Why Anthropic put a pharma CEO on its safety board
Anthropic appointed the former CEO of Novartis to its Long-Term Benefit Trust last week. Most of the coverage read this as pharma customer acquisition. That is the shallow read. The interesting one sits underneath, and it has implications for any organisation operating under regulatory scrutiny.
The move
Vas Narasimhan spent nearly a decade running Novartis, one of the largest pharmaceutical companies in the world. Before that, he led its global drug development. His career has been built inside the FDA, EMA, PMDA, and every other drug regulator of consequence. Anthropic is a major AI developer that has positioned itself, repeatedly, as the most safety-conscious of the large players.

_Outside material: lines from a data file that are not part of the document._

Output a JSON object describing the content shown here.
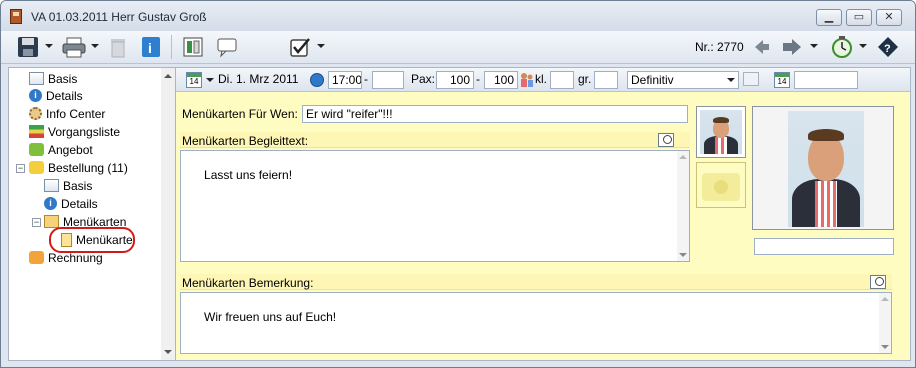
{
  "window": {
    "title": "VA 01.03.2011 Herr Gustav Groß"
  },
  "toolbar": {
    "nr_label": "Nr.: 2770"
  },
  "sidebar": {
    "items": [
      {
        "label": "Basis"
      },
      {
        "label": "Details"
      },
      {
        "label": "Info Center"
      },
      {
        "label": "Vorgangsliste"
      },
      {
        "label": "Angebot"
      },
      {
        "label": "Bestellung (11)"
      },
      {
        "label": "Basis"
      },
      {
        "label": "Details"
      },
      {
        "label": "Menükarten"
      },
      {
        "label": "Menükarte"
      },
      {
        "label": "Rechnung"
      }
    ]
  },
  "filter": {
    "calendar_day": "14",
    "date": "Di. 1. Mrz 2011",
    "time_from": "17:00",
    "time_sep": "-",
    "time_to": "",
    "pax_label": "Pax:",
    "pax_from": "100",
    "pax_sep": "-",
    "pax_to": "100",
    "kl_label": "kl.",
    "kl_value": "",
    "gr_label": "gr.",
    "gr_value": "",
    "status": "Definitiv",
    "calendar2_day": "14",
    "date2": ""
  },
  "form": {
    "fuer_wen_label": "Menükarten Für Wen:",
    "fuer_wen_value": "Er wird \"reifer\"!!!",
    "begleittext_label": "Menükarten Begleittext:",
    "begleittext_value": "Lasst uns feiern!",
    "bemerkung_label": "Menükarten Bemerkung:",
    "bemerkung_value": "Wir freuen uns auf Euch!",
    "photo_caption": ""
  }
}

The Long-Term Benefit Trust is not a commercial board seat. It is the body that governs Anthropic's safety mission. That distinction is the key to reading the appointment correctly.
Three signals
Regulated industries are where AI is heading
Two decades inside the FDA and EMA is not transferable to commercial strategy. It is transferable to operating under intense regulatory scrutiny. The EU AI Act is already enforcing against high-risk systems. Individual US states are layering their own AI laws. Longer term, a drug-approval-style pathway for advanced AI systems is no longer a fringe idea. Anthropic is staffing up for that world before it arrives, not after.

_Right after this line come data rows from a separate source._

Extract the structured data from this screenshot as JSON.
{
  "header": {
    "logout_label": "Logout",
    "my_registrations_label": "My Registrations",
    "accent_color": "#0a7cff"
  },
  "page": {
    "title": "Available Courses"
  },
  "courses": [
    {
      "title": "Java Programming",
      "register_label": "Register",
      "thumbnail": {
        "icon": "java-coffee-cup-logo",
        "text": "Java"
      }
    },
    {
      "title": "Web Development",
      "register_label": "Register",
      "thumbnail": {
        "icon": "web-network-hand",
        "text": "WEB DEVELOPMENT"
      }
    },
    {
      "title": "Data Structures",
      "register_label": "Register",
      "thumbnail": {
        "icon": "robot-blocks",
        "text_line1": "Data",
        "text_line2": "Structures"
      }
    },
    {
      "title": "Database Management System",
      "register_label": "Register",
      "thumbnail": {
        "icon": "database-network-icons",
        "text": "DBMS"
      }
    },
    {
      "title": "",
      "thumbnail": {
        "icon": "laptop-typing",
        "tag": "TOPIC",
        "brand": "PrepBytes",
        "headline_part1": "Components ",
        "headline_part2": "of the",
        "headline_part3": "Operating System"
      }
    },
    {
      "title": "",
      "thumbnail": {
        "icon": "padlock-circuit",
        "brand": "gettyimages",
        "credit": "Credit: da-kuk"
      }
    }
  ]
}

Life sciences is a flagship vertical, not a customer segment
Anthropic has been investing heavily in biomedical work: protein design, drug discovery, clinical reasoning. This appointment plants a flag. Regulated healthcare is the place the company wants its technology taken most seriously. That framing shapes investment priorities, capability choices, and the sectors that will see genuine engineering attention rather than generic enterprise sales.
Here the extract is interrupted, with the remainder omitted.